NH: Yeah, it was terrible. Immediately you just got the feeling it wasn’t good. Being around racing, just somehow you just know when it’s bad – you can almost feel it.


It’s bad for everybody involved. We know this stuff can happen and it’s racing and we choose to do it. But obviously it’s hard for everybody around here. We’ve lost two in two weeks. You think about his family and friends and his team. But everybody in the paddock feels it. We’re all competitors and all teams against each other, but really in a way we’re all brothers, and I guess in some ways we’re in it together.


Q. Was it difficult to do your own race after something like that?


NH: It’s never easy. You see that stuff and it’s hard. It’s not the first time I’ve had that happen. But like I say, in some ways you do what you do, it’s your job, it’s what you want to do and you’ve got to be a professional and block it out. But you could definitely feel it on the grid. You could feel it in the paddock and the pits before the race.


I think everybody kind of knew. You see stuff going on around the paddock on your way to the [pit] box… I didn’t ask. I didn’t need to. I could pretty well feel it.


Q. Do you feel it was right to hold the race?


NH: I don’t know whether to get into that. What I’ve always been taught is that you race, almost out of respect in some ways. I know some people think you don’t. In Indy people thought we shouldn’t [after the death of Peter Lenz in a support race].


It’s tragic, but we are motorcycle racers and it’s what we do. It’s our life. And in some ways, if it was me, I would want the show to go on. I wouldn’t want to hold up the race on my account.


Q. On your own race, Turns 1 and 2 at Misano are not good for you…


NH: It’s crazy. The first year I didn’t even crash, I just ran off track to avoid a crash and cut my tyre. The second year I didn’t race. Last year I was caught up in the crash.

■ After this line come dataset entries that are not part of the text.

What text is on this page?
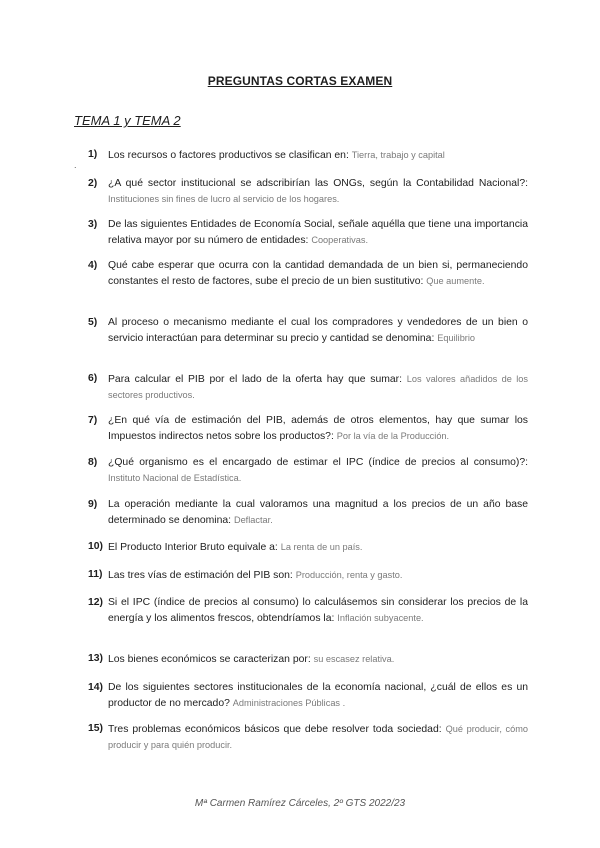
PREGUNTAS CORTAS EXAMEN
TEMA 1 y TEMA 2
.
1) Los recursos o factores productivos se clasifican en: Tierra, trabajo y capital
2) ¿A qué sector institucional se adscribirían las ONGs, según la Contabilidad Nacional?: Instituciones sin fines de lucro al servicio de los hogares.
3) De las siguientes Entidades de Economía Social, señale aquélla que tiene una importancia relativa mayor por su número de entidades: Cooperativas.
4) Qué cabe esperar que ocurra con la cantidad demandada de un bien si, permaneciendo constantes el resto de factores, sube el precio de un bien sustitutivo: Que aumente.
5) Al proceso o mecanismo mediante el cual los compradores y vendedores de un bien o servicio interactúan para determinar su precio y cantidad se denomina: Equilibrio
6) Para calcular el PIB por el lado de la oferta hay que sumar: Los valores añadidos de los sectores productivos.
7) ¿En qué vía de estimación del PIB, además de otros elementos, hay que sumar los Impuestos indirectos netos sobre los productos?: Por la vía de la Producción.
8) ¿Qué organismo es el encargado de estimar el IPC (índice de precios al consumo)?: Instituto Nacional de Estadística.
9) La operación mediante la cual valoramos una magnitud a los precios de un año base determinado se denomina: Deflactar.
10) El Producto Interior Bruto equivale a: La renta de un país.
11) Las tres vías de estimación del PIB son: Producción, renta y gasto.
12) Si el IPC (índice de precios al consumo) lo calculásemos sin considerar los precios de la energía y los alimentos frescos, obtendríamos la: Inflación subyacente.
13) Los bienes económicos se caracterizan por: su escasez relativa.
14) De los siguientes sectores institucionales de la economía nacional, ¿cuál de ellos es un productor de no mercado? Administraciones Públicas .
15) Tres problemas económicos básicos que debe resolver toda sociedad: Qué producir, cómo producir y para quién producir.
Mª Carmen Ramírez Cárceles, 2º GTS 2022/23
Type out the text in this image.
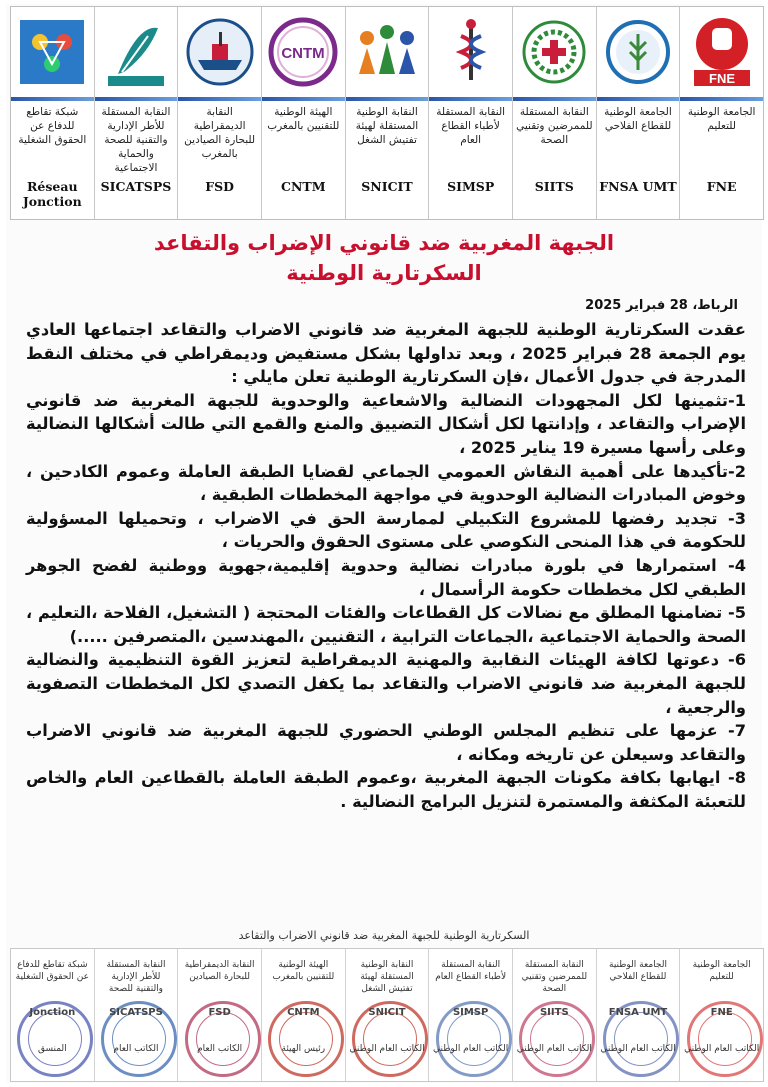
FNE
الجامعة الوطنية للتعليم
FNE
الجامعة الوطنية للقطاع الفلاحي
FNSA UMT
النقابة المستقلة للممرضين وتقنيي الصحة
SIITS
النقابة المستقلة لأطباء القطاع العام
SIMSP
النقابة الوطنية المستقلة لهيئة تفتيش الشغل
SNICIT
CNTM
الهيئة الوطنية للتقنيين بالمغرب
CNTM
النقابة الديمقراطية للبحارة الصيادين بالمغرب
FSD
النقابة المستقلة للأطر الإدارية والتقنية للصحة والحماية الاجتماعية
SICATSPS
شبكة تقاطع للدفاع عن الحقوق الشغلية
Réseau Jonction
الجبهة المغربية ضد قانوني الإضراب والتقاعد
السكرتارية الوطنية
الرباط، 28 فبراير 2025

عقدت السكرتارية الوطنية للجبهة المغربية ضد قانوني الاضراب والتقاعد اجتماعها العادي يوم الجمعة 28 فبراير 2025 ، وبعد تداولها بشكل مستفيض وديمقراطي في مختلف النقط المدرجة في جدول الأعمال ،فإن السكرتارية الوطنية تعلن مايلي :

1-تثمينها لكل المجهودات النضالية والاشعاعية والوحدوية للجبهة المغربية ضد قانوني الإضراب والتقاعد ، وإدانتها لكل أشكال التضييق والمنع والقمع التي طالت أشكالها النضالية وعلى رأسها مسيرة 19 يناير 2025 ،

2-تأكيدها على أهمية النقاش العمومي الجماعي لقضايا الطبقة العاملة وعموم الكادحين ، وخوض المبادرات النضالية الوحدوية في مواجهة المخططات الطبقية ،

3- تجديد رفضها للمشروع التكبيلي لممارسة الحق في الاضراب ، وتحميلها المسؤولية للحكومة في هذا المنحى النكوصي على مستوى الحقوق والحريات ،

4- استمرارها في بلورة مبادرات نضالية وحدوية إقليمية،جهوية ووطنية لفضح الجوهر الطبقي لكل مخططات حكومة الرأسمال ،

5- تضامنها المطلق مع نضالات كل القطاعات والفئات المحتجة ( التشغيل، الفلاحة ،التعليم ، الصحة والحماية الاجتماعية ،الجماعات الترابية ، التقنيين ،المهندسين ،المتصرفين .....)

6- دعوتها لكافة الهيئات النقابية والمهنية الديمقراطية لتعزيز القوة التنظيمية والنضالية للجبهة المغربية ضد قانوني الاضراب والتقاعد بما يكفل التصدي لكل المخططات التصفوية والرجعية ،

7- عزمها على تنظيم المجلس الوطني الحضوري للجبهة المغربية ضد قانوني الاضراب والتقاعد وسيعلن عن تاريخه ومكانه ،

8- ايهابها بكافة مكونات الجبهة المغربية ،وعموم الطبقة العاملة بالقطاعين العام والخاص للتعبئة المكثفة والمستمرة لتنزيل البرامج النضالية .

السكرتارية الوطنية للجبهة المغربية ضد قانوني الاضراب والتقاعد
الجامعة الوطنية للتعليم
FNE
الكاتب العام الوطني
الجامعة الوطنية للقطاع الفلاحي
FNSA UMT
الكاتب العام الوطني
النقابة المستقلة للممرضين وتقنيي الصحة
SIITS
الكاتب العام الوطني
النقابة المستقلة لأطباء القطاع العام
SIMSP
الكاتب العام الوطني
النقابة الوطنية المستقلة لهيئة تفتيش الشغل
SNICIT
الكاتب العام الوطني
الهيئة الوطنية للتقنيين بالمغرب
CNTM
رئيس الهيئة
النقابة الديمقراطية للبحارة الصيادين
FSD
الكاتب العام
النقابة المستقلة للأطر الإدارية والتقنية للصحة
SICATSPS
الكاتب العام
شبكة تقاطع للدفاع عن الحقوق الشغلية
Jonction
المنسق
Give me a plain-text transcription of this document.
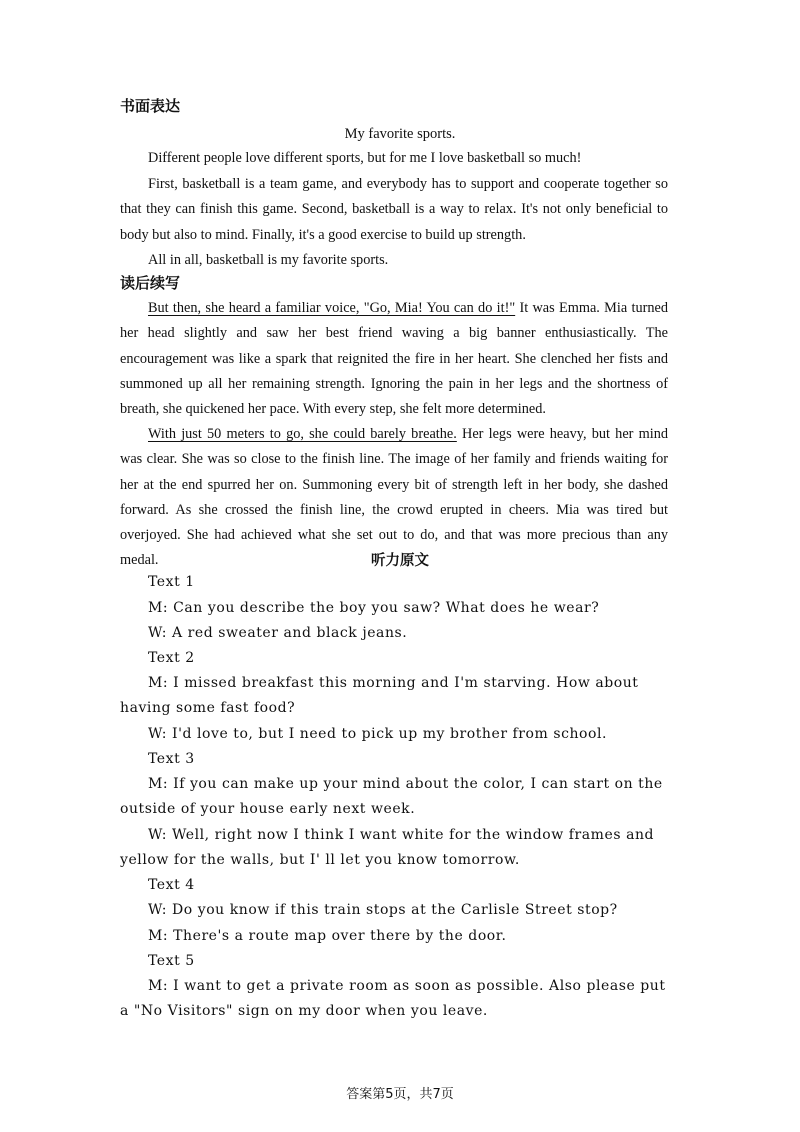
书面表达
My favorite sports.
Different people love different sports, but for me I love basketball so much!
First, basketball is a team game, and everybody has to support and cooperate together so that they can finish this game. Second, basketball is a way to relax. It's not only beneficial to body but also to mind. Finally, it's a good exercise to build up strength.
All in all, basketball is my favorite sports.
读后续写
But then, she heard a familiar voice, "Go, Mia! You can do it!" It was Emma. Mia turned her head slightly and saw her best friend waving a big banner enthusiastically. The encouragement was like a spark that reignited the fire in her heart. She clenched her fists and summoned up all her remaining strength. Ignoring the pain in her legs and the shortness of breath, she quickened her pace. With every step, she felt more determined.
With just 50 meters to go, she could barely breathe. Her legs were heavy, but her mind was clear. She was so close to the finish line. The image of her family and friends waiting for her at the end spurred her on. Summoning every bit of strength left in her body, she dashed forward. As she crossed the finish line, the crowd erupted in cheers. Mia was tired but overjoyed. She had achieved what she set out to do, and that was more precious than any medal.	听力原文
Text 1
M: Can you describe the boy you saw? What does he wear?
W: A red sweater and black jeans.
Text 2
M: I missed breakfast this morning and I'm starving. How about having some fast food?
W: I'd love to, but I need to pick up my brother from school.
Text 3
M: If you can make up your mind about the color, I can start on the outside of your house early next week.
W: Well, right now I think I want white for the window frames and yellow for the walls, but I' ll let you know tomorrow.
Text 4
W: Do you know if this train stops at the Carlisle Street stop?
M: There's a route map over there by the door.
Text 5
M: I want to get a private room as soon as possible. Also please put a "No Visitors" sign on my door when you leave.
答案第5页，共7页
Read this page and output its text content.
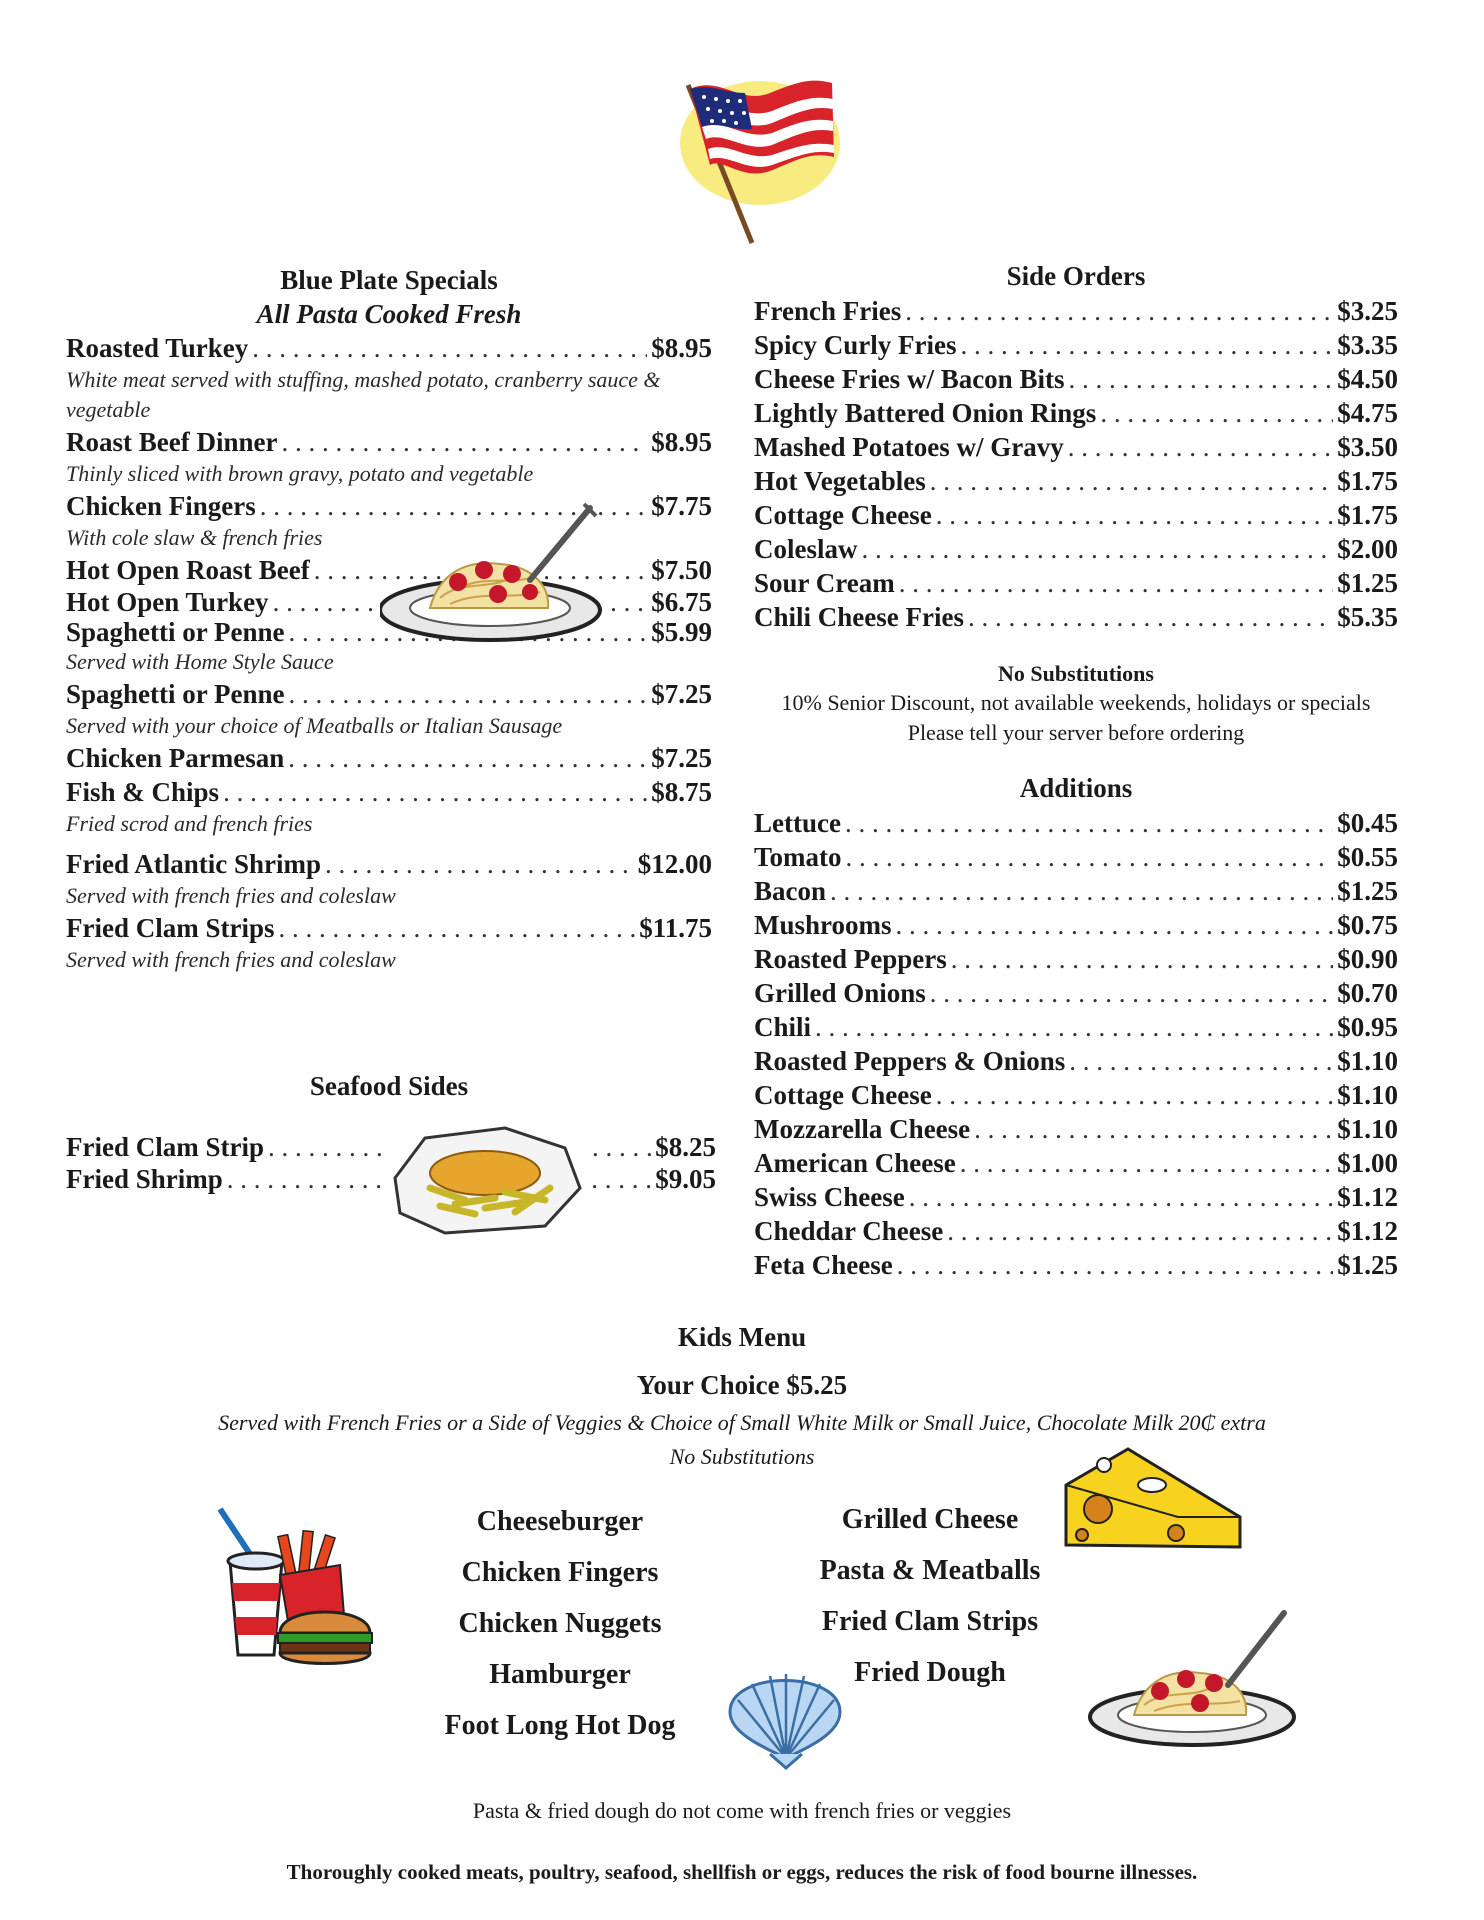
Blue Plate Specials
All Pasta Cooked Fresh
Roasted Turkey . . .	$8.95
White meat served with stuffing, mashed potato, cranberry sauce & vegetable
Roast Beef Dinner . . .	$8.95
Thinly sliced with brown gravy, potato and vegetable
Chicken Fingers . . .	$7.75
With cole slaw & french fries
Hot Open Roast Beef . . .	$7.50
Hot Open Turkey . . .	$6.75
Spaghetti or Penne . . .	$5.99
Served with Home Style Sauce
Spaghetti or Penne . . .	$7.25
Served with your choice of Meatballs or Italian Sausage
Chicken Parmesan . . .	$7.25
Fish & Chips . . .	$8.75
Fried scrod and french fries
Fried Atlantic Shrimp . . .	$12.00
Served with french fries and coleslaw
Fried Clam Strips . . .	$11.75
Served with french fries and coleslaw
Seafood Sides
Fried Clam Strip . . .	$8.25
Fried Shrimp . . .	$9.05
Side Orders
French Fries . . .	$3.25
Spicy Curly Fries . . .	$3.35
Cheese Fries w/ Bacon Bits . . .	$4.50
Lightly Battered Onion Rings . . .	$4.75
Mashed Potatoes w/ Gravy . . .	$3.50
Hot Vegetables . . .	$1.75
Cottage Cheese . . .	$1.75
Coleslaw . . .	$2.00
Sour Cream . . .	$1.25
Chili Cheese Fries . . .	$5.35
No Substitutions
10% Senior Discount, not available weekends, holidays or specials
Please tell your server before ordering
Additions
Lettuce . . .	$0.45
Tomato . . .	$0.55
Bacon . . .	$1.25
Mushrooms . . .	$0.75
Roasted Peppers . . .	$0.90
Grilled Onions . . .	$0.70
Chili . . .	$0.95
Roasted Peppers & Onions . . .	$1.10
Cottage Cheese . . .	$1.10
Mozzarella Cheese . . .	$1.10
American Cheese . . .	$1.00
Swiss Cheese . . .	$1.12
Cheddar Cheese . . .	$1.12
Feta Cheese . . .	$1.25
Kids Menu
Your Choice $5.25
Served with French Fries or a Side of Veggies & Choice of Small White Milk or Small Juice, Chocolate Milk 20₵ extra
No Substitutions
Cheeseburger
Chicken Fingers
Chicken Nuggets
Hamburger
Foot Long Hot Dog
Grilled Cheese
Pasta & Meatballs
Fried Clam Strips
Fried Dough
Pasta & fried dough do not come with french fries or veggies
Thoroughly cooked meats, poultry, seafood, shellfish or eggs, reduces the risk of food bourne illnesses.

Today I really can’t point the finger. At the time, I thought ‘what was Loris doing?’ We all went to open the gas and he didn’t go anywhere. My feeling was something happened in front of him that I didn’t see. But if you look at the video, it looks more my fault.


Last year I pouted a lot, but [Alex] de Angelis did try to pass three guys in one corner, so that’s why I was so upset last year.


Q. Going back to the Tomizawa crash, other riders have criticised the artificial grass beyond the kerbs. Would you like to see it abolished or replaced by gravel?


NH: I wouldn’t want gravel out there. I think it’s better than gravel.


Q. What’s it like to be on, is it slippery?


NH: It depends, some of it is different, but it’s not that slippery. It’s a lot grippier than grass. But if it was grass, people would be more scared of it. They wouldn’t go across it.


Q. That’s what other riders have said, that people are not sufficiently scared of going over it…


NH: The astroturf? Yeah, especially 125cc and Moto2 guys. On those tyres and those bikes, they go across it leaned over.


I don’t want to point that out with this incident. I said two or three years ago when they started adding pavements and run-offs… we’ve got that corner at Le Mans that’s just a bit of a joke because they’ve got all that pavement out there so people just use it, use it, use it. If it was grass out there, people wouldn’t be overshooting and going straight. It’s like Monza World Superbikes, going straight at all the chicanes. I don’t like that stuff.


Q. Is it the same with paved run-off?


NH: There have been times when I’ve used it and thought it saved me a little bit. But there have been times when it’s too much. Over there in Turn 4 here, you’ve seen some guys who’ve saved themselves, so… I think they’ve got too carried away. A bit is good, but maybe not to the extent it is now.


Q. It’s been suggested that most of these run-off areas are put in for cars not bikes…


NH: I know some riders who think that pavement is safer. They swear that they can get out there and use the brakes. I don’t agree with it, for the most part.